Monday, March 13, 2006

Student group drums up opposition to drug war

Columbia Daily Tribune

Gary Davey smokes marijuana and credits the drug with relieving pain from injuries he received in a head-on collision that shattered most of his bones from the waist down and confined him to a wheelchair in 1989.

"The benefit that is available to these people is incredible," Davey said, referring to the use of marijuana. "There were times I literally couldn’t work."

Davey, 44, shared his story yesterday at the Students for Sensible Drug Policy Midwest Regional Conference. The medicinal marijuana session Davey participated in was one of more than a dozen events held at the University of Missouri-Columbia campus.

Students for Sensible Drug Policy, a nationwide organization of college students against the war on drugs, chose Columbia because of the success of marijuana-related Propositions 1 and 2 in 2004. Cliff Thornton, a lawyer and Green Party gubernatorial candidate in Connecticut, was keynote speaker.

Thornton’s drug reform group, Efficacy, was one of 10 sponsors for the weekend gathering. Other sponsors are the Missouri chapter of the National Organization to Reform Marijuana Laws, the Cannabis Action Network, Green Aid and the Missouri Cannabis Coalition.

"These drugs are not the problem; the drug policies are the problem," Thornton said in an interview before the conference. "The drug war has placed the African-American community into a de-evolving state."

Thornton, who is black, said drug laws that impose greater penalties for crack cocaine violations than for powder cocaine offenses are specifically designed to target black and lower-class people. That means taxes are funding incarceration of people who otherwise could be paying taxes, Thornton said. "That’s why most inner cities are so poor," he said.

Speakers at the conference included the associate county commissioner of Marion County, Willy Richmond, and a former prosecutor from Kansas City, Kan., Brian Leininger.

"It’s scary, more than anything, how these laws have gotten stricter and stricter," Richmond said in a panel discussion of drug statutes. "It’s not accomplishing anything."

Leininger called the drug war "not only a failure but counterproductive. … It took me a lot of time, I think, to come around. But I certainly saw how fruitless it was."

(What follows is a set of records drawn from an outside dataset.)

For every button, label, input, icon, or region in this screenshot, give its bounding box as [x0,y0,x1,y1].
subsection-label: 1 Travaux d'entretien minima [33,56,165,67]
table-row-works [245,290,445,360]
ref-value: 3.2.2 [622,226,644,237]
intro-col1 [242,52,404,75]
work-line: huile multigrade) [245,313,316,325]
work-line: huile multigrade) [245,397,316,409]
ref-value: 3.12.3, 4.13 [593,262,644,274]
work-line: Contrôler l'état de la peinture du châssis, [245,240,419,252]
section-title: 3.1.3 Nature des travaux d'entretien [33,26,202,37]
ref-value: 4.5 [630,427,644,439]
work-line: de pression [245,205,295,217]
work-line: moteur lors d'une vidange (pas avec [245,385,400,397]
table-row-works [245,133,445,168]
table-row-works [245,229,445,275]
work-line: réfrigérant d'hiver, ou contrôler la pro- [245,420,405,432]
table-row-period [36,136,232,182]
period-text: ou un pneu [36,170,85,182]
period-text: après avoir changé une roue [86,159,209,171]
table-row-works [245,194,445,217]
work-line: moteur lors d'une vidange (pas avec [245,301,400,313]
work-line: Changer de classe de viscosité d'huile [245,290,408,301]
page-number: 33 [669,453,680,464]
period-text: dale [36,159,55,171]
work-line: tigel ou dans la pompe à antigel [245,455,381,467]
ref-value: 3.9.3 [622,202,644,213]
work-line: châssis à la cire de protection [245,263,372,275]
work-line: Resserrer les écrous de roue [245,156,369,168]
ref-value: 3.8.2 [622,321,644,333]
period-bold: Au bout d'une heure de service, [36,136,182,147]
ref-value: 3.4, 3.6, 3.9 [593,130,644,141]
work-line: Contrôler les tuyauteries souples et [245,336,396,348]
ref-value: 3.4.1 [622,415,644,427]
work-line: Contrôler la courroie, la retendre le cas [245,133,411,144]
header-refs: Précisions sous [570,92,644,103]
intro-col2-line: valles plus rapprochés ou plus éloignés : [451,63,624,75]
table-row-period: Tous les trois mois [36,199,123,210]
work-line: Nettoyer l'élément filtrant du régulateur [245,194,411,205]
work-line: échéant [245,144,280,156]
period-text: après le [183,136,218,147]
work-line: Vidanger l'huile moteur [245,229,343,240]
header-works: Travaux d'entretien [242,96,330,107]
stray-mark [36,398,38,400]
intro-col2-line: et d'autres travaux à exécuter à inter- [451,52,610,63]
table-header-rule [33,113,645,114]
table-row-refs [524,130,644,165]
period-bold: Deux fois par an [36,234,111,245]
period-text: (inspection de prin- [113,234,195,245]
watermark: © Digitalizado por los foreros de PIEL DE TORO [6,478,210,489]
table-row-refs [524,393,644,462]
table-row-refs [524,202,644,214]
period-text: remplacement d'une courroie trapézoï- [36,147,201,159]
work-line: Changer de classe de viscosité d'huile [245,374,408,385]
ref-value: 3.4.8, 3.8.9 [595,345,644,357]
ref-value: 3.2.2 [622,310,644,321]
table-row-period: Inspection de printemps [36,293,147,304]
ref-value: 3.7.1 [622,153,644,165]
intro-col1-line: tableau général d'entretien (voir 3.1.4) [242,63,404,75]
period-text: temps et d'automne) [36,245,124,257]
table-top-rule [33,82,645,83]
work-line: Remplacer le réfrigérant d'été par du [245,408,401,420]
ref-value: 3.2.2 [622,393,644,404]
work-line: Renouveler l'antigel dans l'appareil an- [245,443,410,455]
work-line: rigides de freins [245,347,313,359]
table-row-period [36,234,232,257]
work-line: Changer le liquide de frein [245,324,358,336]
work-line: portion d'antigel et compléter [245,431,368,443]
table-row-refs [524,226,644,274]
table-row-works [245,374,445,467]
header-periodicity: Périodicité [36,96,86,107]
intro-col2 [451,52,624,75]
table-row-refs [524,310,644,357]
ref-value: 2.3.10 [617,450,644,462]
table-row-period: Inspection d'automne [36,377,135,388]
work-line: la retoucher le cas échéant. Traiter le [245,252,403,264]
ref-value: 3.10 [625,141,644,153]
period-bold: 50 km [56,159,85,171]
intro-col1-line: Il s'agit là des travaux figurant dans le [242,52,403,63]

Columbia Police Chief Randy Boehm, who did not attend the conference, said he believes the war on drugs is working. "I don’t think our policies target poor and minorities," he said.

Boehm said the majority of drug-related calls that Columbia police deal with are sales and activity in poorer areas. "The best we can hope for is to ... cut down on violence that’s related to drug activity," he said.

The Students for Sensible Drug Policy Web site says the group endorses "personal choice and freedom so long as a person’s actions do not infringe upon another’s freedoms or safety."

But Boehm said that "drugs are not only harmful to the individual but harmful to the community. I think that it does inherently infringe upon the safety of the community."

Thornton said the prohibition of drugs has led to a black market that creates violence and makes drugs cheaper and more accessible to the public.

"The only way you’re going to solve this problem is to bring these drugs inside the law," he said.

Joe Bartlett, president of the MU chapter of Students for a Sensible Drug Policy, said the conference is an opportunity to spread information about their campaign with students from other colleges. He estimated 100 people are participating in the three-day event, including 50 or 60 from outside Columbia.

Lisa Davey doesn’t see her husband’s use of marijuana as a threat to the safety of her community in St. Louis.

"The fact that this is an illegal drug is a sin," she said. "The use of marijuana has given us a near-normal life."